Yaroslav Dumanskyi

Personal information
- Full name: Myroslav Ivanovych Dumanskyi
- Date of birth: 17 June 1929
- Place of birth: Stanisławów Voivodeship, Poland
- Date of death: 1 April 1996 (aged 66)
- Place of death: Ivano-Frankivsk, Ukraine
- Position: Midfielder

Senior career*
- Years: Team / Apps / (Gls)
- 1951–1952: OBO Lviv / ? / (?)
- 1953–1956: FC Shakhtar Stalino / 72 / (6)
- 1957–1962: FC Spartak Ivano-Frankivsk / 184 / (17)
- FC Naftovyk Dolyna / ? / (?)

International career
- 1956: Ukraine / 1 / (0)

Managerial career
- FC Naftovyk Dolyna
- 1965–: FC Spartak Ivano-Frankivsk

= Myroslav Dumanskyi =

Soviet and Ukrainian footballer (1929–1996)

Myroslav Dumanskyi (Мирослав Іванович Думанський, 17 June 1929 – 1 April 1996) was a Soviet, and later Ukrainian, football player and coach.

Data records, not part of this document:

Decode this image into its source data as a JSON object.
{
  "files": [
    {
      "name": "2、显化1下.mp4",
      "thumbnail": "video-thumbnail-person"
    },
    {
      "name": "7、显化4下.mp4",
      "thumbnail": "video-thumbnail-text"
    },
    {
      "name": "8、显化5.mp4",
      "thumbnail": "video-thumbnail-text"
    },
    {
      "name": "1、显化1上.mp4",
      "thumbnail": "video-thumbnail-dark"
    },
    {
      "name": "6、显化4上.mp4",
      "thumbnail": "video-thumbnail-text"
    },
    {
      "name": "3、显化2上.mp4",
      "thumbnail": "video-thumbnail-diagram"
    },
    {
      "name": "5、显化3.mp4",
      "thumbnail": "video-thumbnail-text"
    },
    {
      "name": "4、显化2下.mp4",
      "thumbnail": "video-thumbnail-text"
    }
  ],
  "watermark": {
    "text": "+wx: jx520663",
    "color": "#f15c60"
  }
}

Born in Ivano-Frankivsk Oblast, Ukrainian SSR, he played for numerous Soviet teams, until his retirement as a player in 1963. From then he became a coach, first in the Soviet leagues, and then in the independent Ukrainian league; he continued to coach until his death in 1996.

In 1956 Dumanskyi played a game for Ukraine at the Spartakiad of the Peoples of the USSR.

Myroslav Dumansky is the father of Yaroslav Dumanskyi.